Always seek the cause of pain, and remove it. If the cause is known, and it’s just a matter of time to heal, there are other things besides opiate drugs to help relieve the pain.
All-natural strategies for pain relief include:
- DLPA (phenylalanine) a natural amino acid (see below)
- Exercising enough to sweat (if you can) – releases endorphins
- Meditation – improving your focus on things outside of the pain diminishes pain sensation
- Start with 1000mg twice per day for one week.
- Increase the dose, if needed to 1500 mg twice per day for one week.
- Increase again, if needed to 1500 mg three times per day.
- If you find relief, start decreasing by 500 mg per day until you experience pain. Then go back up on the dose to the minimum needed to achieve some relief.
The American Pain Foundation also lists these herbs for pain management:
- Ginseng for fibromyalgia
- Kava Kava for tension headaches and neuropathic pain
- John’s Wort for sciatica, arthritis, and neuropathic pain
- Valerian root for spasms and muscle cramps
As with all medications, it is essential that you weigh the risks and benefits of each treatment before starting. In some cases, the best thing to do is a very strong opiate, like morphine, to relieve the pain so healing can begin. For example, during and after surgeries painkillers are safe to enable you to move around and help heal. Severe pain limits movement and prevents patients from ever achieving healing and homeostasis. But with musculoskeletal and chronic pain, it is best to avoid opiate medications so healing can begin.
Some prefer to try the natural pain relievers first; others will switch to natural pain relief later.

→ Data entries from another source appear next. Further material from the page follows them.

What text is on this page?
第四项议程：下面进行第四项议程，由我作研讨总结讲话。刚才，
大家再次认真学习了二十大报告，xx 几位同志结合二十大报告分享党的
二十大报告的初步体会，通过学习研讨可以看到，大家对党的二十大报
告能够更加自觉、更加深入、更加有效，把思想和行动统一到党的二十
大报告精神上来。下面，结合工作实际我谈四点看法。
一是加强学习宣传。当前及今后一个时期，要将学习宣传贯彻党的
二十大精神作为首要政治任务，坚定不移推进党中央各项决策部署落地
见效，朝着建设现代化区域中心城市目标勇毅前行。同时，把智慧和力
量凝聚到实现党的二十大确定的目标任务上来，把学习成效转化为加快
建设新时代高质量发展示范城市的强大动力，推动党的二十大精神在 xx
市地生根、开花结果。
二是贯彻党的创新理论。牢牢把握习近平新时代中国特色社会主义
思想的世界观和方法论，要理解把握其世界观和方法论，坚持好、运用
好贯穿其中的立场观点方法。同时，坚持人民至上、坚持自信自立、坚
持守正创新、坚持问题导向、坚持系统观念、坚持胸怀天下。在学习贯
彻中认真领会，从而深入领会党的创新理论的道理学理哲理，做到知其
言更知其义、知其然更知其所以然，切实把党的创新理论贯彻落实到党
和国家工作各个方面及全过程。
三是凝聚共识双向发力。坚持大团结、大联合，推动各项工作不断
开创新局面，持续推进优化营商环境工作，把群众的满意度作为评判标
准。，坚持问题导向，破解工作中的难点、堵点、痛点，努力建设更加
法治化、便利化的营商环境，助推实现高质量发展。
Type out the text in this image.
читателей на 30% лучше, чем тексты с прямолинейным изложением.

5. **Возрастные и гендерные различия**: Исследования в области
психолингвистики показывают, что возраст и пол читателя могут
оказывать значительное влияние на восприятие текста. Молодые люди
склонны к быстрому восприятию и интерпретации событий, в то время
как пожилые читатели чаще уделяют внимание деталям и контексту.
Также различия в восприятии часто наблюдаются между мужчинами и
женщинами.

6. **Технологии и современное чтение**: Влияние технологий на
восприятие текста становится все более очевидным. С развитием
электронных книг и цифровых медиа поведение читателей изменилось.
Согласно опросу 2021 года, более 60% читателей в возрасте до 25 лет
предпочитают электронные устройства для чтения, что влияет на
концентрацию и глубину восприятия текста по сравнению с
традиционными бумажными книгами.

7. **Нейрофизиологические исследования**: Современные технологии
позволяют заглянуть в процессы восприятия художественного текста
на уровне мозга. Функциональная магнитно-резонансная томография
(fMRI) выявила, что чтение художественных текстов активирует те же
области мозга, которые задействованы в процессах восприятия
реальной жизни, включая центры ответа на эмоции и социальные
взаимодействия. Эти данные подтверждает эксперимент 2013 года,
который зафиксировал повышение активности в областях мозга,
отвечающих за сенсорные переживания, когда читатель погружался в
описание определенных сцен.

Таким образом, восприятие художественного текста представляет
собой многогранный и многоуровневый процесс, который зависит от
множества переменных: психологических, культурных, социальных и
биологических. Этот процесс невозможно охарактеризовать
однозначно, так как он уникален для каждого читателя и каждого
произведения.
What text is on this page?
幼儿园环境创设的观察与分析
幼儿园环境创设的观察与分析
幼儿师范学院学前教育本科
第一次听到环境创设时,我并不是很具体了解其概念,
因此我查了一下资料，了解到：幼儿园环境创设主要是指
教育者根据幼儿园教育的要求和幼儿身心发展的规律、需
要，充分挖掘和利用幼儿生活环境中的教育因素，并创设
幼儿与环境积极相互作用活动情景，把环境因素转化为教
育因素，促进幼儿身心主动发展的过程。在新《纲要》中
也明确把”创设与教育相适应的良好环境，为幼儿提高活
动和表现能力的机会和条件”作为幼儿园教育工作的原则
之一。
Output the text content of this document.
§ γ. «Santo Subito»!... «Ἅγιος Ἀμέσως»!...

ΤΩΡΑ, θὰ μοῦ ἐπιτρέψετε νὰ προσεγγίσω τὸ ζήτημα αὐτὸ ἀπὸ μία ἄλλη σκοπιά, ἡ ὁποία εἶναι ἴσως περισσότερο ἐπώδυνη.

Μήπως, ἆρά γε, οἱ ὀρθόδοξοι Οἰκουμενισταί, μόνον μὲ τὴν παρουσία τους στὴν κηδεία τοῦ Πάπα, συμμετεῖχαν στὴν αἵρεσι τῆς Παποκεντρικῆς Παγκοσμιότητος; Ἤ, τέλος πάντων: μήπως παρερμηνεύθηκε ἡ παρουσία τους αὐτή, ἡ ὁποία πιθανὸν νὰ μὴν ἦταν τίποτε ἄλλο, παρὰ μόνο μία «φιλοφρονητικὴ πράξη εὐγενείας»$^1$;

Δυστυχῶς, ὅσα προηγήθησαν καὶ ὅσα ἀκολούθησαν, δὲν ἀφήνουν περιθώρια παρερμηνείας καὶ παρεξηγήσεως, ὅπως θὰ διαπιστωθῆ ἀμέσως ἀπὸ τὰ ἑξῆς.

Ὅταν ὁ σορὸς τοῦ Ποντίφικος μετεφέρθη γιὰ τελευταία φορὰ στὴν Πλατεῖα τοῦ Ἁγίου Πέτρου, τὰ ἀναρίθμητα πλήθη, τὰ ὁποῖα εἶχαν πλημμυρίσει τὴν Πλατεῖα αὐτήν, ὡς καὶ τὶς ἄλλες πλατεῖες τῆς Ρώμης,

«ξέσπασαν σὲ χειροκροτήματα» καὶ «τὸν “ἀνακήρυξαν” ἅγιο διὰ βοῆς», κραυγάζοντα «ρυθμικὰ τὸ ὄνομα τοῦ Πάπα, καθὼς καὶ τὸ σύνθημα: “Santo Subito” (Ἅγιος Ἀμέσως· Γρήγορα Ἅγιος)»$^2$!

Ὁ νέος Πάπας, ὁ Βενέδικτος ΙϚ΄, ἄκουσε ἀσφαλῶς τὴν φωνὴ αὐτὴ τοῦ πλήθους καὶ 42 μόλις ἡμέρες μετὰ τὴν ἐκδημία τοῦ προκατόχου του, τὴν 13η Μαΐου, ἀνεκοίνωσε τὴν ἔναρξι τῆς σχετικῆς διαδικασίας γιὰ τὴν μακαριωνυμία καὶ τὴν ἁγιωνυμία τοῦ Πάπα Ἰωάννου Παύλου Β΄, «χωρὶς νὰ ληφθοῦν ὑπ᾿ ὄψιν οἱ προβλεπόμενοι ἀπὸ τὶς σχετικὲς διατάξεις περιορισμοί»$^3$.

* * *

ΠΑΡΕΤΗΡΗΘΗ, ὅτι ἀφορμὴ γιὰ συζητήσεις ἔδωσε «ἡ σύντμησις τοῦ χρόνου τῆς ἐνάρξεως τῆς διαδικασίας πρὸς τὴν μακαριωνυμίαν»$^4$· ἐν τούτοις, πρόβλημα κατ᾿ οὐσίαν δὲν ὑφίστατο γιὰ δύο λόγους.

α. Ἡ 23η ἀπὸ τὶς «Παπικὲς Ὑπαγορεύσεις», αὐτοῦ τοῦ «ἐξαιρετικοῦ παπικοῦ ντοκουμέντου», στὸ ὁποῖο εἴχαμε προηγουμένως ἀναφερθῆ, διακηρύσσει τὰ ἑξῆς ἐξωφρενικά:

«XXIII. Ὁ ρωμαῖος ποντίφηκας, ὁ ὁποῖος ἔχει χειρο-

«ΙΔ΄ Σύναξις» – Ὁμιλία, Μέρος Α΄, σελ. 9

Every person and every case is different. The way to judge is to start with information, the more you know, the easier it is to decide – ideally before you have pain.
Dr. Bell did serve time in a Federal prison for prescribing opiate medications. Since that time, the law has been changed, making it more difficult to prescribe such large amounts of opiates. Also, now there is a database of all narcotic (including opiate) prescriptions written, so pharmacies, hospitals, doctors, and government agencies can look at the prescribing habits of each doctor, as well as the opiate use of any patient.
You don’t have to take heroin or painkillers to feel good. If your life is healthy and you incorporate these strategies, you should feel good enough with natural highs from the endorphins your own body produces.